Srinagar, June 30: Home Minister Amit Shah’s statement in the Lok Sabha on Friday and Ram Madav,s recent statement that Article 370, which extends special status to J&K, was “temporary” and not permanent in nature is unfounded, an attempt to distort facts and history.
J&K acceded to India under the guarantees provided by the Constitution of India. It is the constituent assembly which incorporated Article 370 in the Constitution providing a constitutional basis for the relationship of J&K with the Union. Article 370 was the only article of the Constitution of India which directly applies to the state of Jammu and Kashmir. It is not a temporary provision but part of the basic features and structure of the Constitution
Jammu & Kashmir was the only state to declare its intention to have its own constitution drafted by its own constituent assembly, as far back as 5th March 1948. At the time of partition and after, it was free to accede to Pakistan or India, or to become an Independent country. But it decided to accede to India on specific terms, despite being a Muslim majority state. This unique circumstance was a matter of prime consideration for evolving constitutional machinery to prescribe relationship of the state with the Union.

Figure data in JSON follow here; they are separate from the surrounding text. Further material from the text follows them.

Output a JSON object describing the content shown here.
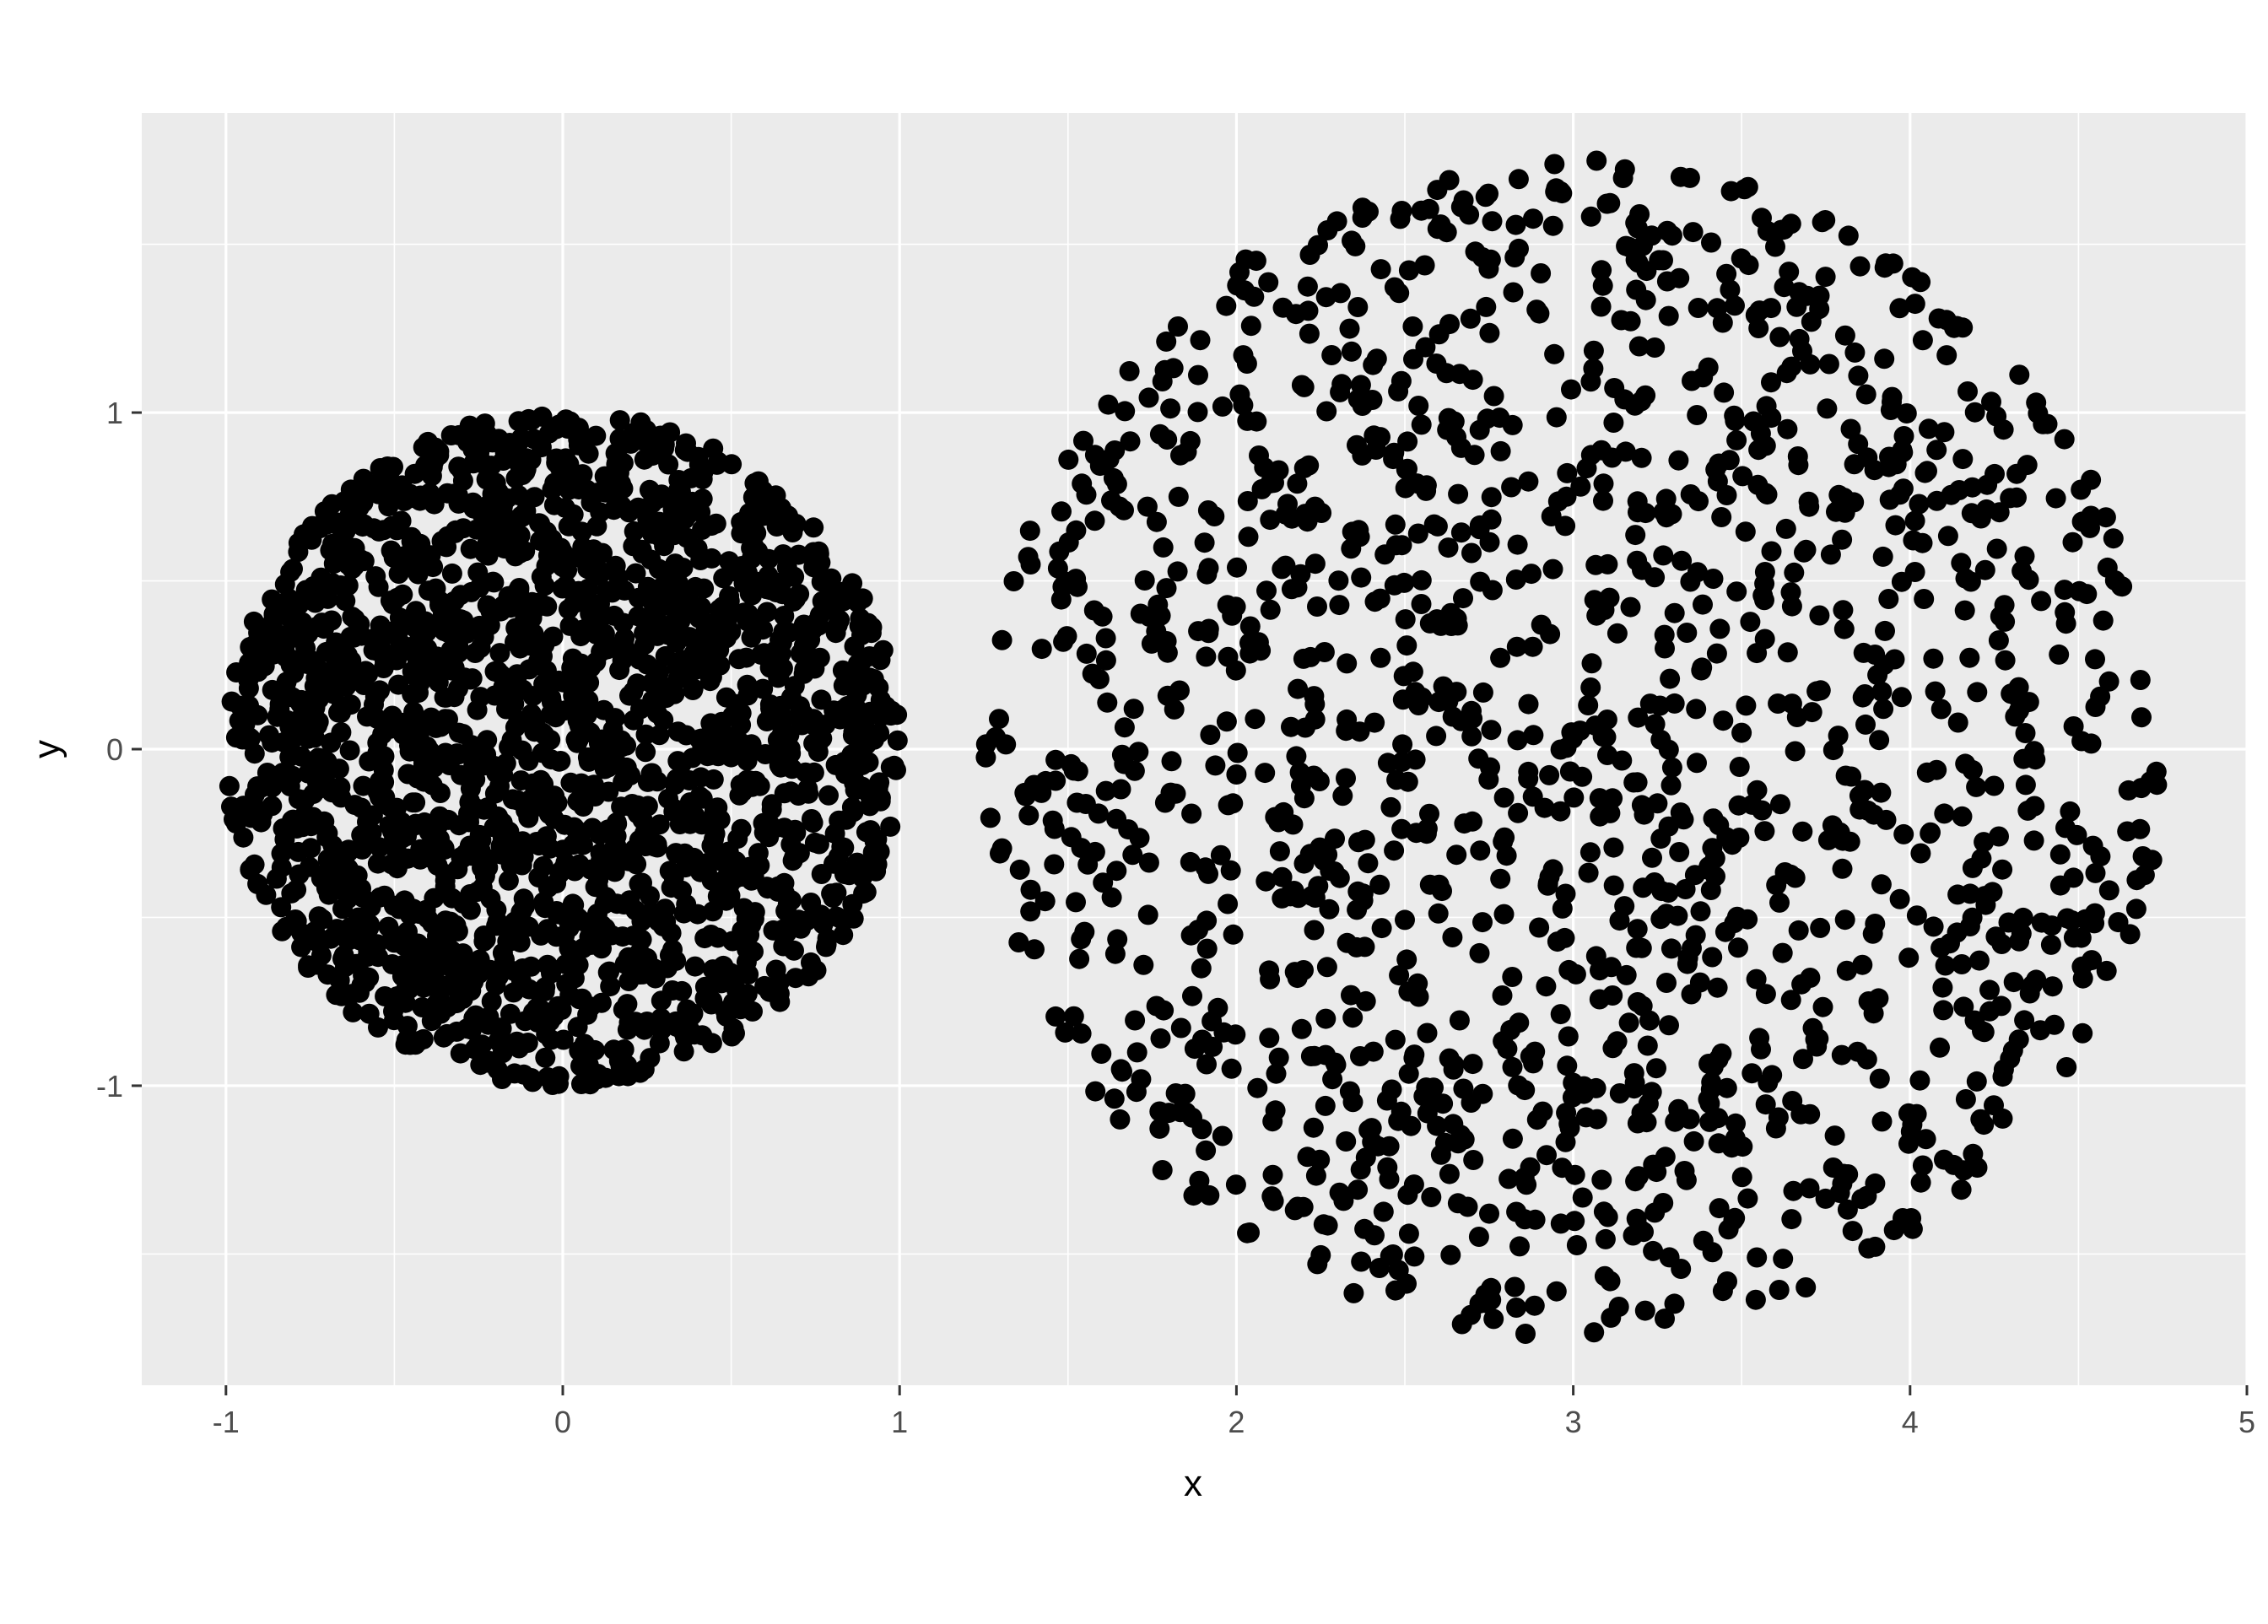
{
  "chart_data": {
    "type": "scatter",
    "title": "",
    "xlabel": "x",
    "ylabel": "y",
    "xlim": [
      -1.25,
      5
    ],
    "ylim": [
      -1.89,
      1.89
    ],
    "x_ticks": [
      -1,
      0,
      1,
      2,
      3,
      4,
      5
    ],
    "y_ticks": [
      -1,
      0,
      1
    ],
    "x_tick_labels": [
      "-1",
      "0",
      "1",
      "2",
      "3",
      "4",
      "5"
    ],
    "y_tick_labels": [
      "-1",
      "0",
      "1"
    ],
    "grid": true,
    "legend": "none",
    "background_color": "#EBEBEB",
    "grid_color": "#FFFFFF",
    "point_color": "#000000",
    "clusters": [
      {
        "center": [
          0,
          0
        ],
        "radius": 1.0,
        "n_points": 2000
      },
      {
        "center": [
          3,
          0
        ],
        "radius": 1.75,
        "n_points": 1500
      }
    ]
  }
}
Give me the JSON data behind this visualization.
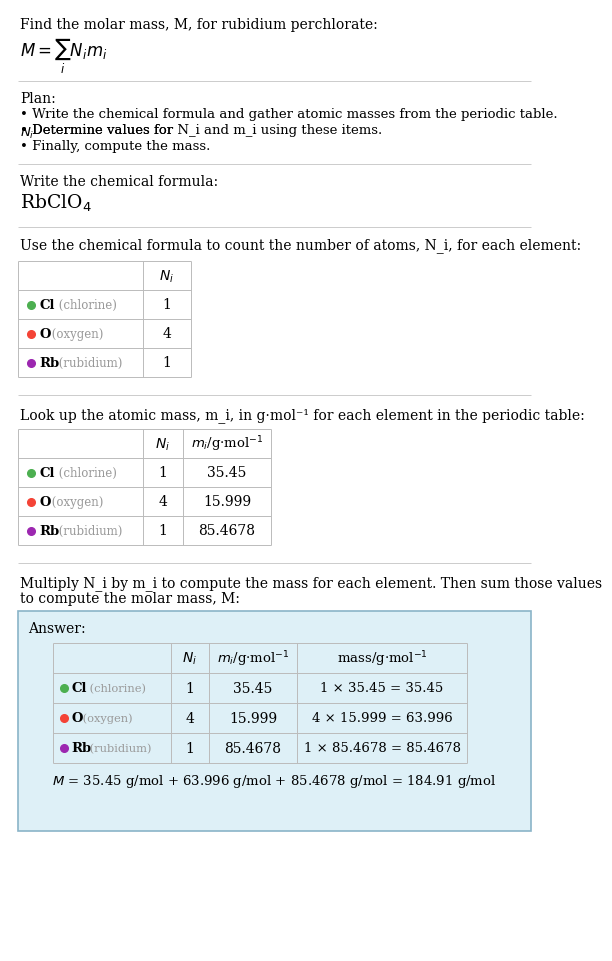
{
  "title_line1": "Find the molar mass, M, for rubidium perchlorate:",
  "bg_color": "#ffffff",
  "plan_header": "Plan:",
  "plan_bullets": [
    "• Write the chemical formula and gather atomic masses from the periodic table.",
    "• Determine values for N_i and m_i using these items.",
    "• Finally, compute the mass."
  ],
  "formula_label": "Write the chemical formula:",
  "count_label": "Use the chemical formula to count the number of atoms, N_i, for each element:",
  "lookup_label": "Look up the atomic mass, m_i, in g·mol⁻¹ for each element in the periodic table:",
  "multiply_label1": "Multiply N_i by m_i to compute the mass for each element. Then sum those values",
  "multiply_label2": "to compute the molar mass, M:",
  "answer_label": "Answer:",
  "final_eq": "M = 35.45 g/mol + 63.996 g/mol + 85.4678 g/mol = 184.91 g/mol",
  "elements": [
    {
      "symbol": "Cl",
      "name": "chlorine",
      "color": "#4caf50",
      "N": "1",
      "m": "35.45",
      "mass_expr": "1 × 35.45 = 35.45"
    },
    {
      "symbol": "O",
      "name": "oxygen",
      "color": "#f44336",
      "N": "4",
      "m": "15.999",
      "mass_expr": "4 × 15.999 = 63.996"
    },
    {
      "symbol": "Rb",
      "name": "rubidium",
      "color": "#9c27b0",
      "N": "1",
      "m": "85.4678",
      "mass_expr": "1 × 85.4678 = 85.4678"
    }
  ],
  "hline_color": "#cccccc",
  "table_line_color": "#bbbbbb",
  "ans_bg_color": "#def0f7",
  "ans_border_color": "#8ab4c8"
}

It is well documented and recorded that Jammu & Kashmir state now stands acceded to the Indian Union in respect of 3 subjects namely Foreign affairs, Defence and Communication. It will be for the constituent assembly of the state when convened, to determine in respect of which other subjects the state may accede. Article 370 embodies this basic principle of solemn compact pact. It is the machinery to integrate the people of Kashmir with India with heart and soul and to stop their alienation.
The challenge against continuance of Article 370 has been rejected by the constitutional bench of the Supreme Court . The constitution bench was of the opinion that the provisions of Article 370 continue in force and remain effective even after the Constituent Assembly of the State had passed the Constitution of the State as it has not decided to make Article 370 inoperative or to cease to exist.
The Article 370 could be abrogated or amended only upon the recommendation of the State’s Constituent Assembly, which was dispersed in November 1956, after adopting a Constitution for the State. It is our unalterable opinion that Article 370 of the Constitution should act as a bridge between the Union and the state and the provisions which have been eroded from time-to- time should be restored without any delay.
The present unrest in the state was essentially the result of erosion of the autonomous status provided under constitutional provision of Article 370 to J&K. The remedy lies not in attempting distortion of history which can only compound the crisis further. It is in the interest of the state and the country that the political leadership go through the history of broken promises and restore the eroded autonomous status of the state.